Потом был поход на Чехию. В Чехии пришлось сдаться американцам. В плену пробыл год и 9 дней. «Я записался поправлять электричество в бараках и за это получал лишнюю порцию. Там на кухне кошка кормила грудью мышонка», – вспоминает Павел Михайлович. «Но как выдавали американцы Советам… (плачет). Они выдавали очень много, 3 000 безоружных людей бросили в камеоны, из которых текла кровь — русские солдаты резали себя. Однофамилец полковник Наумов прибил свою руку к столу, но его бросили в машину вместе со столом… Иногда ночью снится. Такой вот был конец войны. А потом отпустили. Повезли в город Пасау на Дунае — и катитесь куда хотите».
В Мюнхене у Павла Михайловича был очень хороший друг, Валентин Иванович Сонев, приват-доцент московского политехникума. Он скрашивал жизнь в плену, всегда находя интересные темы, например, «Философический подход к атомной бомбе». Сонев был замечательным электротехником. Павел Михайлович многому у него научился. В плену он выучился водить машину, освоил портняжное дело. Впоследствии своей невесте Любе он сшил халат, какой в магазине не купишь, смастерил стеганое одеяло из клетчатого материала, которое сохранилось у нее со времен «остовского» лагеря. Любовь Сергеевна вспоминает: «Какой красивый узор Павел сделал на этом одеяле!»
«Кадеты и сейчас поддерживают связь. У нас много лет выходил журнал «Кадетская перекличка», — говорит Павел Михайлович. — Один из первых кадетских корпусов, заново открытых в России, был в Новочеркасске. В 1995 г. Павел Михайлович был там, помогал им с устройством музея, восстанавливал старые кадетские песни.
Вспоминая Югославию, Павел Михайлович оживлялся. «В Сплите через дорогу от нас жил некто «дедо». У него был вид настоящего Карла Маркса. А там улицы узкие, можно было через дорогу разговаривать. Мы жили на Марьянской улице. Как-то дедо сказал, что хочет познакомить меня с великим человеком – Иосифом Брос Тито. Пришли на площадь, где был митинг. Выходит человек с большой морщиной между глаз. Я поздоровался с этим Тито. У него на левой руке недоставало нескольких пальцев. Он очень плохо говорил по-хорватски. А потом исчез. И когда уже Тито стал великим вождем, я прочитал в журнале «Лайф», что он играл на рояле и на скрипке. Как это было возможно без пальцев?! Оказалось, все очень просто. В одном из боев в горах Словении один Тито был убит, появился другой. Эту же кличку носили несколько руководителей тайной интернациональной террористической организации «ТИТО».

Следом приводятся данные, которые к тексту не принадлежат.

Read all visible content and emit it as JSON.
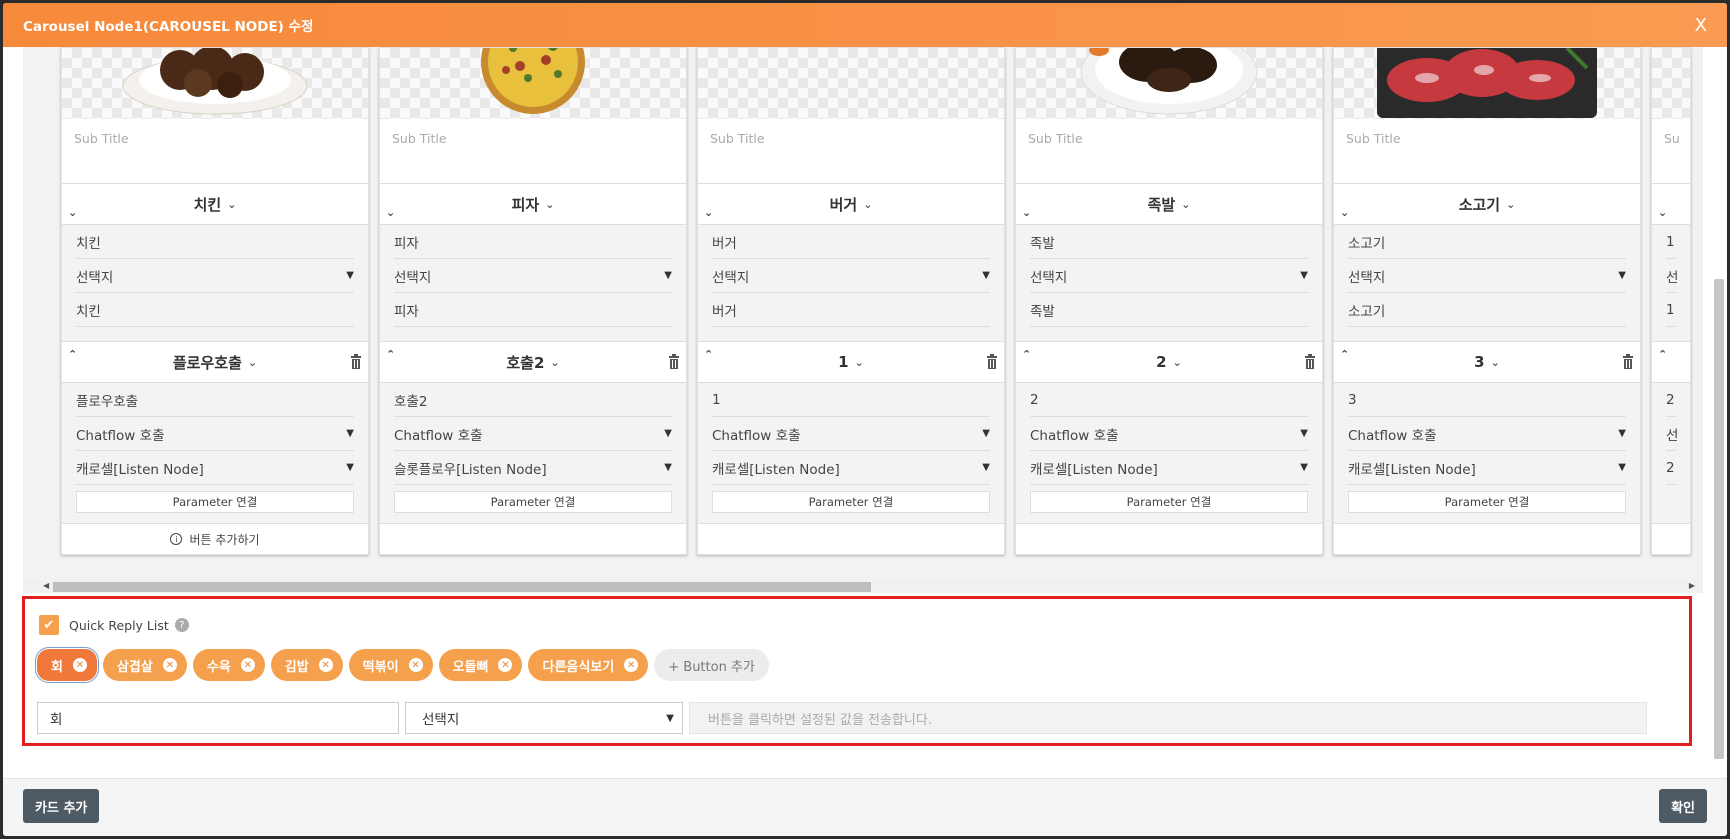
{
  "modal": {
    "title": "Carousel Node1(CAROUSEL NODE) 수정",
    "close_label": "X",
    "footer": {
      "add_card_label": "카드 추가",
      "confirm_label": "확인"
    }
  },
  "cards": [
    {
      "food": "chicken",
      "subtitle_placeholder": "Sub Title",
      "title": "치킨",
      "title_value": "치킨",
      "type": "선택지",
      "value": "치킨",
      "button": {
        "label": "플로우호출",
        "value": "플로우호출",
        "type": "Chatflow 호출",
        "target": "캐로셀[Listen Node]",
        "param_label": "Parameter 연결"
      },
      "add_button_label": "버튼 추가하기"
    },
    {
      "food": "pizza",
      "subtitle_placeholder": "Sub Title",
      "title": "피자",
      "title_value": "피자",
      "type": "선택지",
      "value": "피자",
      "button": {
        "label": "호출2",
        "value": "호출2",
        "type": "Chatflow 호출",
        "target": "슬롯플로우[Listen Node]",
        "param_label": "Parameter 연결"
      }
    },
    {
      "food": "none",
      "subtitle_placeholder": "Sub Title",
      "title": "버거",
      "title_value": "버거",
      "type": "선택지",
      "value": "버거",
      "button": {
        "label": "1",
        "value": "1",
        "type": "Chatflow 호출",
        "target": "캐로셀[Listen Node]",
        "param_label": "Parameter 연결"
      }
    },
    {
      "food": "jokbal",
      "subtitle_placeholder": "Sub Title",
      "title": "족발",
      "title_value": "족발",
      "type": "선택지",
      "value": "족발",
      "button": {
        "label": "2",
        "value": "2",
        "type": "Chatflow 호출",
        "target": "캐로셀[Listen Node]",
        "param_label": "Parameter 연결"
      }
    },
    {
      "food": "beef",
      "subtitle_placeholder": "Sub Title",
      "title": "소고기",
      "title_value": "소고기",
      "type": "선택지",
      "value": "소고기",
      "button": {
        "label": "3",
        "value": "3",
        "type": "Chatflow 호출",
        "target": "캐로셀[Listen Node]",
        "param_label": "Parameter 연결"
      }
    }
  ],
  "partial_card": {
    "sub": "Su",
    "r1": "1",
    "r2": "선",
    "r3": "1",
    "b1": "2",
    "b2": "선",
    "b3": "2"
  },
  "quick_reply": {
    "label": "Quick Reply List",
    "help": "?",
    "checked": true,
    "chips": [
      "회",
      "삼겹살",
      "수육",
      "김밥",
      "떡볶이",
      "오돌뼈",
      "다른음식보기"
    ],
    "add_label": "+ Button 추가",
    "selected_value": "회",
    "select_value": "선택지",
    "hint_placeholder": "버튼을 클릭하면 설정된 값을 전송합니다."
  },
  "colors": {
    "header": "#f7893a",
    "chip": "#f5a04d",
    "highlight": "#e31e1e",
    "button": "#4e5a64"
  }
}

Со своей женой, Любой, дочерью священника отца Сергия Щукина, Павел встретился в Англии после войны.
Жизнь Любови Сергеевны тоже была очень непростой. Ее отец был арестован за религиозную деятельность, когда ей было 9 лет. Через год арестовали и мать. Обоих отправили в ссылку. Из ссылки они вернулись перед войной. Любовь Сергеевна вспоминает: «Когда папу арестовали, маме пришлось работать на двух ставках, и Катю (младшую сестру, еще младенца) забрала в Ростов ее крестная мать. Теперь у нее была «мама дорогая» и «мама родненькая». Крестная ревновала Катю к родной матери, и из-за этого они не могли вместе жить. В благодарность мама после ссылки оставила Катю крестной матери».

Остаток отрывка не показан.